The preparation of polyolefin-based telechelic polymers, such as methacrylate-terminated polyisobutylenes (PIB-MAs), has been shown in the prior art by a variety of strategies. In one example, PIB-Clt prepared by the inifer technique was first converted to the corresponding exo-olefin by dehydrochlorination with t-BuOK, followed by hydroboration/oxidation to yield PIB-OH which was subsequently converted to PIB-MA by acylation with methacryloyl chloride. In another process, PIB-OH was synthesized by hydroboration/oxidation of allyl-terminated PIB, prepared by end-quenching of living PIB+ with allyltrimethylsilane, and the latter was converted to PIB-MA with methacryloyl chloride. A further process describes how PIB-MA was synthesized by nucleophilic substitution of PIB-CH2-CH2-CH2-Br (prepared by anti-Markovnikov hydrobromination of allyl-terminated PIB) with sodium methacrylate. This same method was also applied to Glissopal®2300, a commercially available PIB with olefinic end groups. Quantitative syntheses of primary hydroxyl terminated PIB and Glissopal-OH has also been described.

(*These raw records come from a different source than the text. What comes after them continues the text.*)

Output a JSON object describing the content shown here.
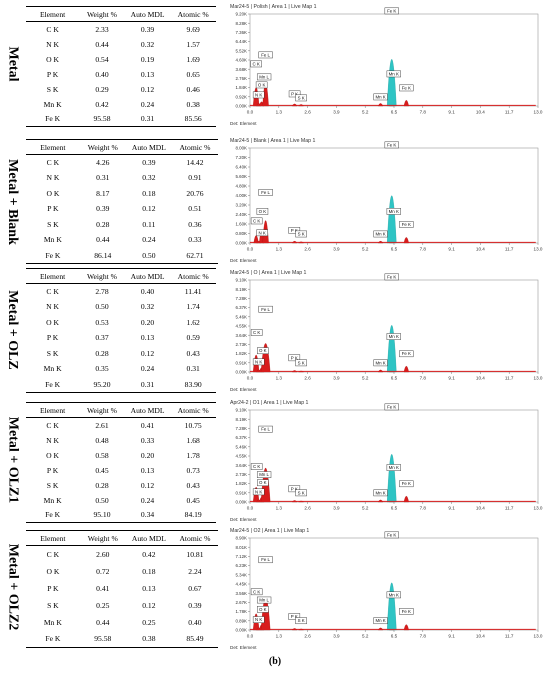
{
  "caption": "(b)",
  "headers": [
    "Element",
    "Weight %",
    "Auto MDL",
    "Atomic %"
  ],
  "panels": [
    {
      "label": "Metal",
      "rows": [
        [
          "C K",
          "2.33",
          "0.39",
          "9.69"
        ],
        [
          "N K",
          "0.44",
          "0.32",
          "1.57"
        ],
        [
          "O K",
          "0.54",
          "0.19",
          "1.69"
        ],
        [
          "P K",
          "0.40",
          "0.13",
          "0.65"
        ],
        [
          "S K",
          "0.29",
          "0.12",
          "0.46"
        ],
        [
          "Mn K",
          "0.42",
          "0.24",
          "0.38"
        ],
        [
          "Fe K",
          "95.58",
          "0.31",
          "85.56"
        ]
      ]
    },
    {
      "label": "Metal + Blank",
      "rows": [
        [
          "C K",
          "4.26",
          "0.39",
          "14.42"
        ],
        [
          "N K",
          "0.31",
          "0.32",
          "0.91"
        ],
        [
          "O K",
          "8.17",
          "0.18",
          "20.76"
        ],
        [
          "P K",
          "0.39",
          "0.12",
          "0.51"
        ],
        [
          "S K",
          "0.28",
          "0.11",
          "0.36"
        ],
        [
          "Mn K",
          "0.44",
          "0.24",
          "0.33"
        ],
        [
          "Fe K",
          "86.14",
          "0.50",
          "62.71"
        ]
      ]
    },
    {
      "label": "Metal + OLZ",
      "rows": [
        [
          "C K",
          "2.78",
          "0.40",
          "11.41"
        ],
        [
          "N K",
          "0.50",
          "0.32",
          "1.74"
        ],
        [
          "O K",
          "0.53",
          "0.20",
          "1.62"
        ],
        [
          "P K",
          "0.37",
          "0.13",
          "0.59"
        ],
        [
          "S K",
          "0.28",
          "0.12",
          "0.43"
        ],
        [
          "Mn K",
          "0.35",
          "0.24",
          "0.31"
        ],
        [
          "Fe K",
          "95.20",
          "0.31",
          "83.90"
        ]
      ]
    },
    {
      "label": "Metal + OLZ1",
      "rows": [
        [
          "C K",
          "2.61",
          "0.41",
          "10.75"
        ],
        [
          "N K",
          "0.48",
          "0.33",
          "1.68"
        ],
        [
          "O K",
          "0.58",
          "0.20",
          "1.78"
        ],
        [
          "P K",
          "0.45",
          "0.13",
          "0.73"
        ],
        [
          "S K",
          "0.28",
          "0.12",
          "0.43"
        ],
        [
          "Mn K",
          "0.50",
          "0.24",
          "0.45"
        ],
        [
          "Fe K",
          "95.10",
          "0.34",
          "84.19"
        ]
      ]
    },
    {
      "label": "Metal + OLZ2",
      "rows": [
        [
          "C K",
          "2.60",
          "0.42",
          "10.81"
        ],
        [
          "O K",
          "0.72",
          "0.18",
          "2.24"
        ],
        [
          "P K",
          "0.41",
          "0.13",
          "0.67"
        ],
        [
          "S K",
          "0.25",
          "0.12",
          "0.39"
        ],
        [
          "Mn K",
          "0.44",
          "0.25",
          "0.40"
        ],
        [
          "Fe K",
          "95.58",
          "0.38",
          "85.49"
        ]
      ]
    }
  ],
  "chart_data": [
    {
      "type": "area",
      "title": "Mar24-5 | Polish | Area 1 | Live Map 1",
      "xlabel": "Det: Element",
      "xlim": [
        0.0,
        13.0
      ],
      "ylim": [
        0,
        9.2
      ],
      "x_ticks": [
        "0.0",
        "1.3",
        "2.6",
        "3.9",
        "5.2",
        "6.5",
        "7.8",
        "9.1",
        "10.4",
        "11.7",
        "13.0"
      ],
      "y_ticks": [
        "0.00K",
        "0.92K",
        "1.84K",
        "2.76K",
        "3.68K",
        "4.60K",
        "5.52K",
        "6.44K",
        "7.36K",
        "8.28K",
        "9.20K"
      ],
      "series": [
        {
          "color": "#d81c1c",
          "peaks": [
            [
              0.277,
              3.5
            ],
            [
              0.392,
              0.5
            ],
            [
              0.525,
              0.8
            ],
            [
              0.705,
              4.3
            ],
            [
              2.013,
              0.4
            ],
            [
              2.307,
              0.3
            ],
            [
              5.894,
              0.5
            ],
            [
              6.398,
              1.6
            ],
            [
              7.057,
              1.1
            ]
          ]
        },
        {
          "color": "#2ec4c4",
          "peaks": [
            [
              6.398,
              8.9
            ]
          ]
        }
      ],
      "peak_labels": [
        {
          "text": "C K",
          "x": 0.277,
          "y": 3.9
        },
        {
          "text": "N K",
          "x": 0.392,
          "y": 0.8
        },
        {
          "text": "O K",
          "x": 0.525,
          "y": 1.8
        },
        {
          "text": "Fe L",
          "x": 0.705,
          "y": 4.8
        },
        {
          "text": "Mn L",
          "x": 0.637,
          "y": 2.6
        },
        {
          "text": "P K",
          "x": 2.013,
          "y": 0.9
        },
        {
          "text": "S K",
          "x": 2.307,
          "y": 0.5
        },
        {
          "text": "Mn K",
          "x": 5.894,
          "y": 0.6
        },
        {
          "text": "Mn K",
          "x": 6.49,
          "y": 2.9
        },
        {
          "text": "Fe K",
          "x": 6.398,
          "y": 9.2
        },
        {
          "text": "Fe K",
          "x": 7.057,
          "y": 1.5
        }
      ]
    },
    {
      "type": "area",
      "title": "Mar24-5 | Blank | Area 1 | Live Map 1",
      "xlabel": "Det: Element",
      "xlim": [
        0.0,
        13.0
      ],
      "ylim": [
        0,
        8.0
      ],
      "x_ticks": [
        "0.0",
        "1.3",
        "2.6",
        "3.9",
        "5.2",
        "6.5",
        "7.8",
        "9.1",
        "10.4",
        "11.7",
        "13.0"
      ],
      "y_ticks": [
        "0.00K",
        "0.80K",
        "1.60K",
        "2.40K",
        "3.20K",
        "4.00K",
        "4.80K",
        "5.60K",
        "6.40K",
        "7.20K",
        "8.00K"
      ],
      "series": [
        {
          "color": "#d81c1c",
          "peaks": [
            [
              0.277,
              1.2
            ],
            [
              0.392,
              0.3
            ],
            [
              0.525,
              1.9
            ],
            [
              0.705,
              3.6
            ],
            [
              2.013,
              0.3
            ],
            [
              2.307,
              0.2
            ],
            [
              5.894,
              0.3
            ],
            [
              6.398,
              1.4
            ],
            [
              7.057,
              0.9
            ]
          ]
        },
        {
          "color": "#2ec4c4",
          "peaks": [
            [
              6.398,
              7.6
            ]
          ]
        }
      ],
      "peak_labels": [
        {
          "text": "Fe L",
          "x": 0.705,
          "y": 4.0
        },
        {
          "text": "O K",
          "x": 0.56,
          "y": 2.4
        },
        {
          "text": "C K",
          "x": 0.3,
          "y": 1.6
        },
        {
          "text": "N K",
          "x": 0.55,
          "y": 0.6
        },
        {
          "text": "P K",
          "x": 2.0,
          "y": 0.8
        },
        {
          "text": "S K",
          "x": 2.307,
          "y": 0.5
        },
        {
          "text": "Mn K",
          "x": 5.894,
          "y": 0.5
        },
        {
          "text": "Mn K",
          "x": 6.49,
          "y": 2.4
        },
        {
          "text": "Fe K",
          "x": 6.398,
          "y": 8.0
        },
        {
          "text": "Fe K",
          "x": 7.057,
          "y": 1.3
        }
      ]
    },
    {
      "type": "area",
      "title": "Mar24-5 | O | Area 1 | Live Map 1",
      "xlabel": "Det: Element",
      "xlim": [
        0.0,
        13.0
      ],
      "ylim": [
        0,
        9.1
      ],
      "x_ticks": [
        "0.0",
        "1.3",
        "2.6",
        "3.9",
        "5.2",
        "6.5",
        "7.8",
        "9.1",
        "10.4",
        "11.7",
        "13.0"
      ],
      "y_ticks": [
        "0.00K",
        "0.91K",
        "1.82K",
        "2.73K",
        "3.64K",
        "4.55K",
        "5.46K",
        "6.37K",
        "7.28K",
        "8.19K",
        "9.10K"
      ],
      "series": [
        {
          "color": "#d81c1c",
          "peaks": [
            [
              0.277,
              3.2
            ],
            [
              0.392,
              0.4
            ],
            [
              0.525,
              0.8
            ],
            [
              0.705,
              5.4
            ],
            [
              2.013,
              0.3
            ],
            [
              2.307,
              0.2
            ],
            [
              5.894,
              0.4
            ],
            [
              6.398,
              1.6
            ],
            [
              7.057,
              1.1
            ]
          ]
        },
        {
          "color": "#2ec4c4",
          "peaks": [
            [
              6.398,
              8.8
            ]
          ]
        }
      ],
      "peak_labels": [
        {
          "text": "Fe L",
          "x": 0.705,
          "y": 5.9
        },
        {
          "text": "C K",
          "x": 0.3,
          "y": 3.6
        },
        {
          "text": "O K",
          "x": 0.58,
          "y": 1.8
        },
        {
          "text": "N K",
          "x": 0.392,
          "y": 0.7
        },
        {
          "text": "P K",
          "x": 2.0,
          "y": 1.1
        },
        {
          "text": "S K",
          "x": 2.307,
          "y": 0.6
        },
        {
          "text": "Mn K",
          "x": 5.894,
          "y": 0.6
        },
        {
          "text": "Mn K",
          "x": 6.49,
          "y": 3.2
        },
        {
          "text": "Fe K",
          "x": 6.398,
          "y": 9.1
        },
        {
          "text": "Fe K",
          "x": 7.057,
          "y": 1.5
        }
      ]
    },
    {
      "type": "area",
      "title": "Apr24-2 | O1 | Area 1 | Live Map 1",
      "xlabel": "Det: Element",
      "xlim": [
        0.0,
        13.0
      ],
      "ylim": [
        0,
        9.1
      ],
      "x_ticks": [
        "0.0",
        "1.3",
        "2.6",
        "3.9",
        "5.2",
        "6.5",
        "7.8",
        "9.1",
        "10.4",
        "11.7",
        "13.0"
      ],
      "y_ticks": [
        "0.00K",
        "0.91K",
        "1.82K",
        "2.73K",
        "3.64K",
        "4.55K",
        "5.46K",
        "6.37K",
        "7.28K",
        "8.19K",
        "9.10K"
      ],
      "series": [
        {
          "color": "#d81c1c",
          "peaks": [
            [
              0.277,
              2.8
            ],
            [
              0.392,
              0.4
            ],
            [
              0.525,
              0.9
            ],
            [
              0.705,
              6.4
            ],
            [
              2.013,
              0.3
            ],
            [
              2.307,
              0.2
            ],
            [
              5.894,
              0.4
            ],
            [
              6.398,
              1.7
            ],
            [
              7.057,
              1.1
            ]
          ]
        },
        {
          "color": "#2ec4c4",
          "peaks": [
            [
              6.398,
              9.0
            ]
          ]
        }
      ],
      "peak_labels": [
        {
          "text": "Fe L",
          "x": 0.705,
          "y": 6.9
        },
        {
          "text": "C K",
          "x": 0.3,
          "y": 3.2
        },
        {
          "text": "Mn L",
          "x": 0.637,
          "y": 2.4
        },
        {
          "text": "O K",
          "x": 0.58,
          "y": 1.6
        },
        {
          "text": "N K",
          "x": 0.392,
          "y": 0.7
        },
        {
          "text": "P K",
          "x": 2.0,
          "y": 1.0
        },
        {
          "text": "S K",
          "x": 2.307,
          "y": 0.6
        },
        {
          "text": "Mn K",
          "x": 5.894,
          "y": 0.6
        },
        {
          "text": "Mn K",
          "x": 6.49,
          "y": 3.1
        },
        {
          "text": "Fe K",
          "x": 6.398,
          "y": 9.1
        },
        {
          "text": "Fe K",
          "x": 7.057,
          "y": 1.5
        }
      ]
    },
    {
      "type": "area",
      "title": "Mar24-5 | O2 | Area 1 | Live Map 1",
      "xlabel": "Det: Element",
      "xlim": [
        0.0,
        13.0
      ],
      "ylim": [
        0,
        8.9
      ],
      "x_ticks": [
        "0.0",
        "1.3",
        "2.6",
        "3.9",
        "5.2",
        "6.5",
        "7.8",
        "9.1",
        "10.4",
        "11.7",
        "13.0"
      ],
      "y_ticks": [
        "0.00K",
        "0.89K",
        "1.78K",
        "2.67K",
        "3.56K",
        "4.45K",
        "5.34K",
        "6.23K",
        "7.12K",
        "8.01K",
        "8.90K"
      ],
      "series": [
        {
          "color": "#d81c1c",
          "peaks": [
            [
              0.277,
              3.0
            ],
            [
              0.392,
              0.4
            ],
            [
              0.525,
              1.0
            ],
            [
              0.705,
              6.0
            ],
            [
              2.013,
              0.3
            ],
            [
              2.307,
              0.2
            ],
            [
              5.894,
              0.4
            ],
            [
              6.398,
              1.6
            ],
            [
              7.057,
              1.0
            ]
          ]
        },
        {
          "color": "#2ec4c4",
          "peaks": [
            [
              6.398,
              8.7
            ]
          ]
        }
      ],
      "peak_labels": [
        {
          "text": "Fe L",
          "x": 0.705,
          "y": 6.5
        },
        {
          "text": "C K",
          "x": 0.3,
          "y": 3.4
        },
        {
          "text": "Mn L",
          "x": 0.637,
          "y": 2.6
        },
        {
          "text": "O K",
          "x": 0.58,
          "y": 1.7
        },
        {
          "text": "N K",
          "x": 0.392,
          "y": 0.7
        },
        {
          "text": "P K",
          "x": 2.0,
          "y": 1.0
        },
        {
          "text": "S K",
          "x": 2.307,
          "y": 0.6
        },
        {
          "text": "Mn K",
          "x": 5.894,
          "y": 0.6
        },
        {
          "text": "Mn K",
          "x": 6.49,
          "y": 3.1
        },
        {
          "text": "Fe K",
          "x": 6.398,
          "y": 8.9
        },
        {
          "text": "Fe K",
          "x": 7.057,
          "y": 1.5
        }
      ]
    }
  ]
}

Notwithstanding the state of the art as described herein, there is a need for further improvements in the preparation of functionalized polymers (monofunctional or difunctional (telechelic) polymers) via enzymatic catalysis which is an environmentally friendly method when compared with toxic acylating agents such as methacryloyl chloride, and catalysts; and is useful in biomaterials prepared from these functionalized polymers.